Только под утро засыпал он. Просыпался он среди белого дня; нищего тогда уже не было. Он торопливо одевался и спешил уйти из дому. Почти против воли он всегда проходил по той улице, где сидел Авва. Иуда видел, как он сидел в своем углу, и на губах его ему чудилась насмешливая улыбка.
Порой он недоумевал, в чем же заключается сила того воздействия, которое оказывал на него нищий. Он испытывал к нему отвращение, почти ненависть, а между тем не мог без него обойтись. Ему казалось, что он сам поработил себя ему, что сам он каким-то поступком, или намерением, быть может, просто какою-то мыслью продался ему, дал ему власть над собой, из-под которой не мог больше освободиться.
Но что особенно мучило его, это то, что эти отношения установились у них в силу молчаливого договора; они не обменялись ни единым словом о них. Это придавало им что-то жуткое и таинственное; Иуде иногда представлялось, что первое же слово нарушит чары.
И раз вечером он сделал над собой усилие, принудил себя заговорить с нищим. Тот сидел за столом и ел, когда Иуда внезапно спросил его каким-то странно-сухим голосом:
— Отчего ты, Авва, никогда не работаешь?
Нищий продолжал есть, точно не слыхал вопроса. Но когда он кончил и лег на кровать, то, против обыкновения, не тотчас же заснул, а ответил спустя некоторое время, сопровождая свои слова надтреснутым, режущим ухо смехом:
— Зачем мне работать, мне это не нужно, работают только дураки!
Иуда встал со своего места и начал ходить взад и вперед по горнице. Ему казалось, что нищий следит за ним взглядом, и взгляд этот говорил ему:
«Это ты дурак, а не я! Для чего ты работаешь?»
Вдруг он снова остановился и спросил в прежнем тоне:
— Ты никогда не думаешь, Авва?
Снова услышал он хохот нищего и его ответ:
— Для чего мне думать, думают только дураки!
И он подумал:
«Да, да, это правда, это я дурак, а не он!»

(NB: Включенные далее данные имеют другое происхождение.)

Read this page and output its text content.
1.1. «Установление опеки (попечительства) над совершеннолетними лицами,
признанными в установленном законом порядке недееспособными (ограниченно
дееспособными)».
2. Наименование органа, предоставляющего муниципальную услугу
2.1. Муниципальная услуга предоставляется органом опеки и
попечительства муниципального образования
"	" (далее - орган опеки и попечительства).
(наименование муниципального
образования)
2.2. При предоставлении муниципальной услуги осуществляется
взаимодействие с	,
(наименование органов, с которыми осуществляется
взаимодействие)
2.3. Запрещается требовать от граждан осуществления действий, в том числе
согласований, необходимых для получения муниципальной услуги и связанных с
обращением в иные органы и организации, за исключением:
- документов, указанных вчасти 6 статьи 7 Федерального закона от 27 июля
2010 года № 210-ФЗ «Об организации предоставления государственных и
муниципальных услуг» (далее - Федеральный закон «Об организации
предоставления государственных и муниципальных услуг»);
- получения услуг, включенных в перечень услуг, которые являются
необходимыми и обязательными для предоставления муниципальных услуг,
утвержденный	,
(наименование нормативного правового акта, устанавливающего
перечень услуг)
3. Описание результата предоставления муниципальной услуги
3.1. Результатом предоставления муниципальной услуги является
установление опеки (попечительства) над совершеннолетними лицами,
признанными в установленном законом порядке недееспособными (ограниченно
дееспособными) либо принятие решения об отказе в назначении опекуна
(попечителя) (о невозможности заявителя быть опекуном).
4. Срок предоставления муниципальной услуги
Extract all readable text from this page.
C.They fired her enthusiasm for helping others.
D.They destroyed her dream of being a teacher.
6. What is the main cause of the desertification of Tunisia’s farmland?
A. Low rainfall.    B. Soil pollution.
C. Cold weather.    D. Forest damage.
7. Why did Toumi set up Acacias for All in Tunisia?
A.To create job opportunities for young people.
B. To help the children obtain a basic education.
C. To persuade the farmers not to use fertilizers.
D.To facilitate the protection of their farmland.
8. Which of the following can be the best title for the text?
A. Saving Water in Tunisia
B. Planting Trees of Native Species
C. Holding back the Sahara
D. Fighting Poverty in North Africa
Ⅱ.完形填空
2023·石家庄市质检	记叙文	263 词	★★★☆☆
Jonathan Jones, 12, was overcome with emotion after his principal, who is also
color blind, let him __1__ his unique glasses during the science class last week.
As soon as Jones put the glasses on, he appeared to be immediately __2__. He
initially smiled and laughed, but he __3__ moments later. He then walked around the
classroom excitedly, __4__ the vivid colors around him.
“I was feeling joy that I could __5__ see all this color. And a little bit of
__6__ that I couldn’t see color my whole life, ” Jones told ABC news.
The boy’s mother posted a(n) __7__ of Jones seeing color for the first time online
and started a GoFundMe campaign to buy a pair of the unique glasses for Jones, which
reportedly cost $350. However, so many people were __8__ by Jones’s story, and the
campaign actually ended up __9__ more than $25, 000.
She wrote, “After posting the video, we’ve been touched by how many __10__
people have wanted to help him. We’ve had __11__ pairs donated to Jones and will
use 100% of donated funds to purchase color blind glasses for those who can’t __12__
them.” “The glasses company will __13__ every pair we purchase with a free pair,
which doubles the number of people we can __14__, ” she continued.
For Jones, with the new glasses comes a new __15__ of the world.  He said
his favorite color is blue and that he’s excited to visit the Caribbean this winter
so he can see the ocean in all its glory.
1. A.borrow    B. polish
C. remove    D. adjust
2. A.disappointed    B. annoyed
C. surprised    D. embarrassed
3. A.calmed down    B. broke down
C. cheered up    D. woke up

— Так ты разве никогда не думал? — спросил он еще.
Прошло несколько времени, было совсем тихо, он не получил ответа. С удивлением поднял он глаза на Авву, и отступил назад, ошеломленный. Он встретил на мгновение его взгляд, и таким странным, таким глубоким и умным, но мрачным от боли показался ему этот взгляд. Быть может, это было все-таки одно воображение, потому что теперь нищий ответил своим обычным, лишенным всякого выражения лопотанием:
— Была у меня когда-то одна дума, да умерла, я ее убил!
И он с хитрой насмешкой взглянул на Иуду и снова захохотал.
Тогда Иуда преисполнился такого сильного, такого безмерного отвращения, что это чувство изгнало из его сердца страх. — Он подошел вплотную к кровати и, стиснув зубы, сказал:
— Вон отсюда, вон!
Он указал дрожащим пальцем на дверь. Но нищий спокойно поднялся, расправил свои могучие члены и насмешливо ответил:
— Берегись, я сильнее тебя!
И он показал ему свою жилистую, мясистую руку.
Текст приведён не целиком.